Faculty: Timothy Hedeen, Professor of Conflict Management, Kennesaw State University
Students must attend all class sessions and complete advance reading assignments. Degree-seeking students must submit a written paper or complete a take-home examination after classes end as specified in each course syllabus. Enrollment is limited to enhance the interactive nature of each course.
Law/Graduate/Certificate Students: Degree-seeking students currently enrolled in an ABA-accredited law school should complete Part A of the application form and return it with a letter from their school’s registrar reflecting their status as a student in good standing with permission to take the Mitchell Hamline course(s) as a visiting student. Note: Mitchell Hamline law students register online and do not need a letter of good standing from the registrar.
Attorneys: Attorneys may apply for admission to take January Term courses by completing Part B of the application form and they will be granted special student status. CLE and Rule 114 credits will be granted upon completion of each course.
Others: Other professionals may apply for admission to January Term courses by completing Part C of the application form. To be considered, applicants must furnish an official transcript of undergraduate or graduate course work.
Mitchell Hamline School of Law reserves the right to cancel any course that does not meet minimum enrollment requirements
Scholarships available. Contact Associate Director Kitty Atkins.

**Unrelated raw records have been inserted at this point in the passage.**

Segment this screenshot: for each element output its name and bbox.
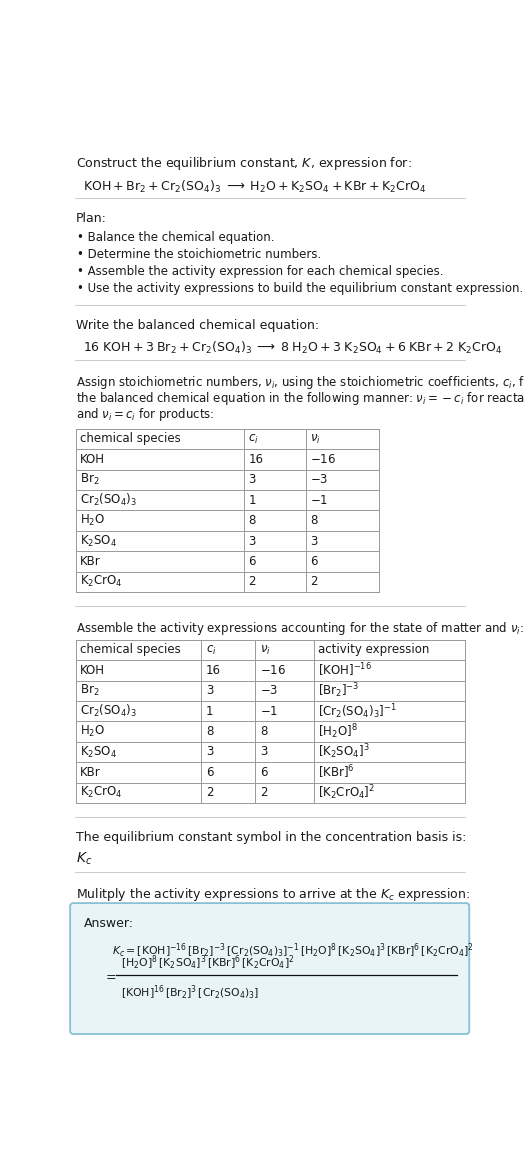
Text: $=$: $=$ — [103, 969, 116, 981]
Text: 3: 3 — [248, 534, 256, 547]
Text: $-1$: $-1$ — [310, 494, 329, 506]
Text: Assemble the activity expressions accounting for the state of matter and $\nu_i$: Assemble the activity expressions accoun… — [75, 620, 523, 637]
Text: • Assemble the activity expression for each chemical species.: • Assemble the activity expression for e… — [77, 265, 444, 278]
Text: 3: 3 — [206, 684, 213, 698]
Text: • Use the activity expressions to build the equilibrium constant expression.: • Use the activity expressions to build … — [77, 281, 523, 295]
Text: $c_i$: $c_i$ — [206, 643, 216, 657]
Text: 1: 1 — [248, 494, 256, 506]
Text: $\mathrm{Br_2}$: $\mathrm{Br_2}$ — [80, 473, 100, 488]
Text: $-16$: $-16$ — [310, 453, 336, 466]
Text: $\mathrm{Cr_2(SO_4)_3}$: $\mathrm{Cr_2(SO_4)_3}$ — [80, 704, 137, 719]
Text: $\mathrm{Cr_2(SO_4)_3}$: $\mathrm{Cr_2(SO_4)_3}$ — [80, 492, 137, 509]
Text: 3: 3 — [248, 474, 256, 487]
Text: 2: 2 — [248, 575, 256, 588]
Text: Assign stoichiometric numbers, $\nu_i$, using the stoichiometric coefficients, $: Assign stoichiometric numbers, $\nu_i$, … — [75, 375, 524, 391]
Text: Write the balanced chemical equation:: Write the balanced chemical equation: — [75, 319, 319, 331]
Text: $c_i$: $c_i$ — [248, 433, 259, 446]
Text: KBr: KBr — [80, 766, 101, 778]
Text: the balanced chemical equation in the following manner: $\nu_i = -c_i$ for react: the balanced chemical equation in the fo… — [75, 390, 524, 407]
Text: 6: 6 — [206, 766, 213, 778]
Text: $-3$: $-3$ — [310, 474, 329, 487]
Text: $[\mathrm{H_2O}]^{8}$: $[\mathrm{H_2O}]^{8}$ — [318, 722, 358, 741]
Text: $\mathrm{H_2O}$: $\mathrm{H_2O}$ — [80, 724, 105, 739]
Text: $-16$: $-16$ — [260, 664, 286, 677]
Text: $[\mathrm{KBr}]^{6}$: $[\mathrm{KBr}]^{6}$ — [318, 763, 355, 781]
Text: $\mathrm{K_2SO_4}$: $\mathrm{K_2SO_4}$ — [80, 745, 117, 760]
Text: $-1$: $-1$ — [260, 705, 278, 718]
Text: $[\mathrm{H_2O}]^{8}\,[\mathrm{K_2SO_4}]^{3}\,[\mathrm{KBr}]^{6}\,[\mathrm{K_2Cr: $[\mathrm{H_2O}]^{8}\,[\mathrm{K_2SO_4}]… — [121, 953, 295, 972]
Text: $\nu_i$: $\nu_i$ — [260, 643, 271, 657]
Text: 3: 3 — [310, 534, 318, 547]
Text: and $\nu_i = c_i$ for products:: and $\nu_i = c_i$ for products: — [75, 406, 214, 424]
Text: 1: 1 — [206, 705, 213, 718]
Text: $\mathrm{16\;KOH + 3\;Br_2 + Cr_2(SO_4)_3 \;\longrightarrow\; 8\;H_2O + 3\;K_2SO: $\mathrm{16\;KOH + 3\;Br_2 + Cr_2(SO_4)_… — [83, 341, 503, 356]
Text: chemical species: chemical species — [80, 643, 181, 657]
Text: 6: 6 — [310, 555, 318, 568]
Text: $\mathrm{H_2O}$: $\mathrm{H_2O}$ — [80, 513, 105, 529]
Text: 2: 2 — [260, 787, 268, 799]
Text: 6: 6 — [248, 555, 256, 568]
Text: $\mathrm{KOH + Br_2 + Cr_2(SO_4)_3 \;\longrightarrow\; H_2O + K_2SO_4 + KBr + K_: $\mathrm{KOH + Br_2 + Cr_2(SO_4)_3 \;\lo… — [83, 179, 427, 195]
Text: 3: 3 — [206, 746, 213, 759]
Text: $[\mathrm{Br_2}]^{-3}$: $[\mathrm{Br_2}]^{-3}$ — [318, 682, 359, 700]
Text: $\mathrm{K_2SO_4}$: $\mathrm{K_2SO_4}$ — [80, 533, 117, 548]
Text: Plan:: Plan: — [75, 211, 106, 225]
Text: KBr: KBr — [80, 555, 101, 568]
Text: $\mathrm{K_2CrO_4}$: $\mathrm{K_2CrO_4}$ — [80, 574, 123, 589]
Text: Construct the equilibrium constant, $K$, expression for:: Construct the equilibrium constant, $K$,… — [75, 155, 411, 173]
Text: KOH: KOH — [80, 664, 105, 677]
Text: KOH: KOH — [80, 453, 105, 466]
Text: Answer:: Answer: — [84, 917, 134, 930]
Text: 2: 2 — [310, 575, 318, 588]
Text: $K_c = [\mathrm{KOH}]^{-16}\,[\mathrm{Br_2}]^{-3}\,[\mathrm{Cr_2(SO_4)_3}]^{-1}\: $K_c = [\mathrm{KOH}]^{-16}\,[\mathrm{Br… — [112, 942, 474, 960]
Text: 6: 6 — [260, 766, 268, 778]
Text: Mulitply the activity expressions to arrive at the $K_c$ expression:: Mulitply the activity expressions to arr… — [75, 886, 470, 903]
Text: $-3$: $-3$ — [260, 684, 278, 698]
Text: 8: 8 — [248, 515, 256, 527]
Text: $[\mathrm{K_2CrO_4}]^{2}$: $[\mathrm{K_2CrO_4}]^{2}$ — [318, 783, 375, 802]
FancyBboxPatch shape — [70, 903, 470, 1034]
Text: $[\mathrm{K_2SO_4}]^{3}$: $[\mathrm{K_2SO_4}]^{3}$ — [318, 742, 370, 761]
Text: 16: 16 — [206, 664, 221, 677]
Text: $[\mathrm{KOH}]^{-16}$: $[\mathrm{KOH}]^{-16}$ — [318, 662, 372, 679]
Text: • Determine the stoichiometric numbers.: • Determine the stoichiometric numbers. — [77, 247, 321, 261]
Text: 2: 2 — [206, 787, 213, 799]
Text: chemical species: chemical species — [80, 433, 181, 446]
Text: The equilibrium constant symbol in the concentration basis is:: The equilibrium constant symbol in the c… — [75, 831, 466, 844]
Text: $\mathrm{K_2CrO_4}$: $\mathrm{K_2CrO_4}$ — [80, 785, 123, 801]
Text: 8: 8 — [260, 725, 267, 738]
Text: 8: 8 — [206, 725, 213, 738]
Text: $K_c$: $K_c$ — [75, 851, 92, 867]
Text: $[\mathrm{KOH}]^{16}\,[\mathrm{Br_2}]^{3}\,[\mathrm{Cr_2(SO_4)_3}]$: $[\mathrm{KOH}]^{16}\,[\mathrm{Br_2}]^{3… — [121, 984, 259, 1001]
Text: • Balance the chemical equation.: • Balance the chemical equation. — [77, 231, 275, 244]
Text: activity expression: activity expression — [318, 643, 430, 657]
Text: $\mathrm{Br_2}$: $\mathrm{Br_2}$ — [80, 683, 100, 698]
Text: 16: 16 — [248, 453, 264, 466]
Text: $\nu_i$: $\nu_i$ — [310, 433, 321, 446]
Text: 8: 8 — [310, 515, 318, 527]
Text: $[\mathrm{Cr_2(SO_4)_3}]^{-1}$: $[\mathrm{Cr_2(SO_4)_3}]^{-1}$ — [318, 701, 397, 720]
Text: 3: 3 — [260, 746, 267, 759]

A $150 per course, non-refundable tuition deposit must accompany all applications. The tuition deposit will be deducted from the total tuition amount. This deposit will only be returned if the applicant is not accepted into the course. The balance of the tuition is due by December 19, 2016 after which no refund will be made. Any request to drop a course must be made in writing. Students will receive confirmation of enrollment via email. Mitchell Hamline School of Law reserves the right to cancel any course that does not meet minimum enrollment requirements.